To err is human, and so too is learning from mistakes

Published 12:00 am Sunday, June 16, 2024

In April, I wrote an article about a proposed multi-use commercial building that had been floated as an idea during the monthly, public Faith Board of Aldermen meeting. On Tuesday, I attended the June board meeting, which included on its agenda the public hearing for a rezoning for the same commercial building.

Early during that hearing, a resident stood up to speak about the rezoning and directly quoted a sentence from my article. When I first heard her read that one sentence, I was delighted. After all, why else would I write about the meeting if not in an attempt to inform the residents about what happened at events where they were not present?

However, my excitement soon turned to discomfort when the term “misinformation” was used multiple times during the hearing. Now, I cannot say for certain whether that term was used to refer to my article or rumors that had been heard elsewhere, but I do know that four words of a 578-word story were at least somewhat prominent in that conversation.

“Adding a Mexican restaurant,” was the controversial part of the quoted sentence. And that is where I must admit that I made a mistake. In the meeting in April, the applicant said that the Mexican restaurant was El Patron, who had proposed to place a satellite kitchen in the building in an effort to expand upon their catering to Faith Academy. The issue on Tuesday was that people read that there was a Mexican restaurant and assumed that it would be a full restaurant, complete with decently heavy traffic and alcohol sales.

I did the same thing when I sat through the April meeting. When I went back and listened to my recording from that meeting again, the word Mexican showed up eight times during that hour-long meeting. Two of those were the applicant referring directly to the proposed El Patron satellite location.
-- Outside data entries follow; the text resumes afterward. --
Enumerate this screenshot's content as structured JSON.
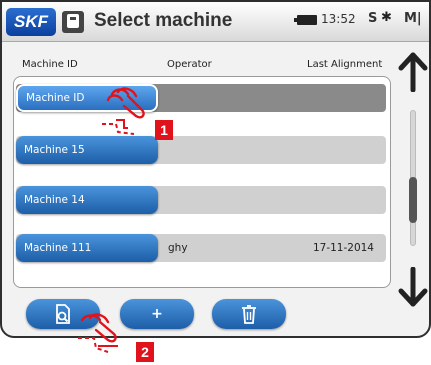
{
  "header": {
    "logo_text": "SKF",
    "title": "Select machine",
    "time": "13:52",
    "indicator_s": "S",
    "bluetooth_glyph": "✱",
    "indicator_m": "M|"
  },
  "columns": {
    "machine_id": "Machine ID",
    "operator": "Operator",
    "last_alignment": "Last Alignment"
  },
  "rows": [
    {
      "machine": "Machine ID",
      "operator": "",
      "date": "",
      "selected": true
    },
    {
      "machine": "Machine 15",
      "operator": "",
      "date": "",
      "selected": false
    },
    {
      "machine": "Machine 14",
      "operator": "",
      "date": "",
      "selected": false
    },
    {
      "machine": "Machine 111",
      "operator": "ghy",
      "date": "17-11-2014",
      "selected": false
    }
  ],
  "bottom_buttons": [
    {
      "icon": "open-file-icon",
      "label": ""
    },
    {
      "icon": "plus-icon",
      "label": "+"
    },
    {
      "icon": "trash-icon",
      "label": ""
    }
  ],
  "callouts": {
    "one": "1",
    "two": "2"
  },
  "colors": {
    "button_blue": "#1d5ea8",
    "selected_row": "#8a8a8a",
    "callout_red": "#e0131c"
  }
}
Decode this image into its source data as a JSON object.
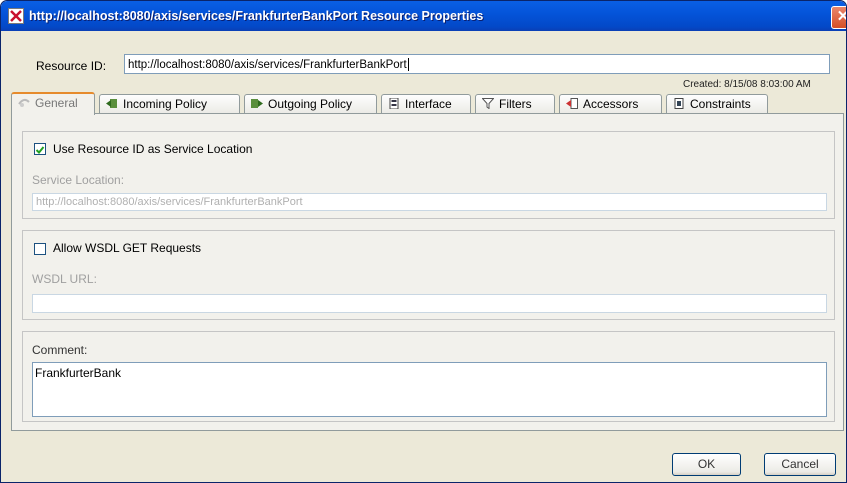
{
  "window": {
    "title": "http://localhost:8080/axis/services/FrankfurterBankPort Resource Properties",
    "close_glyph": "✕"
  },
  "resource": {
    "label": "Resource ID:",
    "value": "http://localhost:8080/axis/services/FrankfurterBankPort",
    "created": "Created: 8/15/08 8:03:00 AM"
  },
  "tabs": [
    {
      "label": "General",
      "icon": "general-icon",
      "active": true
    },
    {
      "label": "Incoming Policy",
      "icon": "incoming-policy-icon"
    },
    {
      "label": "Outgoing Policy",
      "icon": "outgoing-policy-icon"
    },
    {
      "label": "Interface",
      "icon": "interface-icon"
    },
    {
      "label": "Filters",
      "icon": "filter-icon"
    },
    {
      "label": "Accessors",
      "icon": "accessors-icon"
    },
    {
      "label": "Constraints",
      "icon": "constraints-icon"
    }
  ],
  "general": {
    "use_resource_id": {
      "label": "Use Resource ID as Service Location",
      "checked": true
    },
    "service_location": {
      "label": "Service Location:",
      "value": "http://localhost:8080/axis/services/FrankfurterBankPort"
    },
    "allow_wsdl": {
      "label": "Allow WSDL GET Requests",
      "checked": false
    },
    "wsdl_url": {
      "label": "WSDL URL:",
      "value": ""
    },
    "comment": {
      "label": "Comment:",
      "value": "FrankfurterBank"
    }
  },
  "buttons": {
    "ok": "OK",
    "cancel": "Cancel"
  },
  "colors": {
    "titlebar": "#0453d8",
    "tab_highlight": "#e68b2c",
    "dialog_bg": "#ece9d8"
  }
}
The other six uses of the word were from various people who spoke during the meeting, all used in an abstract manner to refer to the potential for a restaurant to go into the building.

In an effort to condense the discussion, which took up almost the entirety of that hour-long meeting, I simply stated in the story that the applicant could not commit to concrete answers as to occupants and then stated several generic usages that he said had been discussed. Because none of those usages were guaranteed to be a part of Faith in the future, I did not elaborate when maybe I should have.
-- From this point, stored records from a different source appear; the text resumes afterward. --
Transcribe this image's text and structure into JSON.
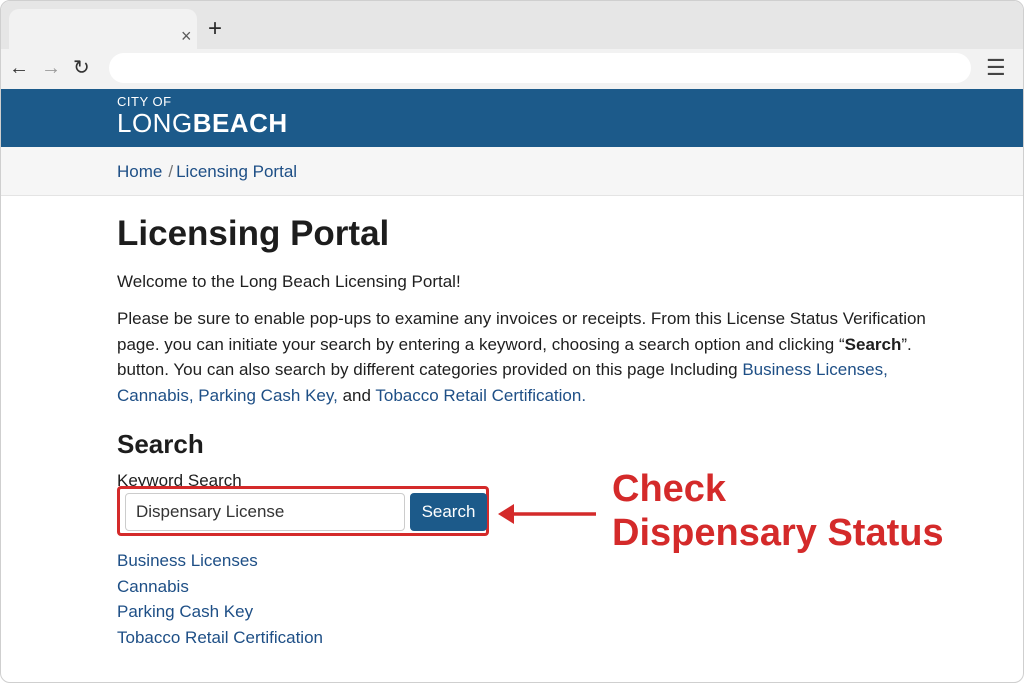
{
  "browser": {
    "tab_close": "×",
    "new_tab": "+",
    "back": "←",
    "forward": "→",
    "reload": "↻",
    "menu": "☰",
    "address_value": ""
  },
  "header": {
    "logo_small": "CITY OF",
    "logo_long": "LONG",
    "logo_beach": "BEACH",
    "color": "#1c5a8a"
  },
  "breadcrumb": {
    "home": "Home",
    "separator": "/",
    "current": "Licensing Portal"
  },
  "main": {
    "title": "Licensing Portal",
    "welcome": "Welcome to the Long Beach Licensing Portal!",
    "para_1": "Please be sure to enable pop-ups to examine any invoices or receipts. From this License Status Verification page. you can initiate your search by entering a keyword, choosing a search option and clicking “",
    "para_bold": "Search",
    "para_2": "”. button. You can also search by different categories provided on this page Including ",
    "inline_links": [
      "Business Licenses,",
      "Cannabis,",
      "Parking Cash Key,",
      "Tobacco Retail Certification."
    ],
    "para_and": "and",
    "search_heading": "Search",
    "keyword_label": "Keyword Search",
    "keyword_value": "Dispensary License",
    "search_button": "Search",
    "category_links": [
      "Business Licenses",
      "Cannabis",
      "Parking Cash Key",
      "Tobacco Retail Certification"
    ]
  },
  "annotation": {
    "line1": "Check",
    "line2": "Dispensary Status",
    "color": "#d42a2a"
  }
}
However, I will say that I still stand by the facts and quotes that are used in the story. Although the context may not have been perfect, everything that was stated in the story is true.

At the end of the day, I made a conversation between family, friends and neighbors in Faith a little more difficult than it needs to be. To err is human, so I cannot promise that I will not make mistakes in the future, I can only promise that I will work to learn from this one.

Robert Sullivan covers crime, county and eastern Rowan municipalities, breaking news for the Salisbury Post.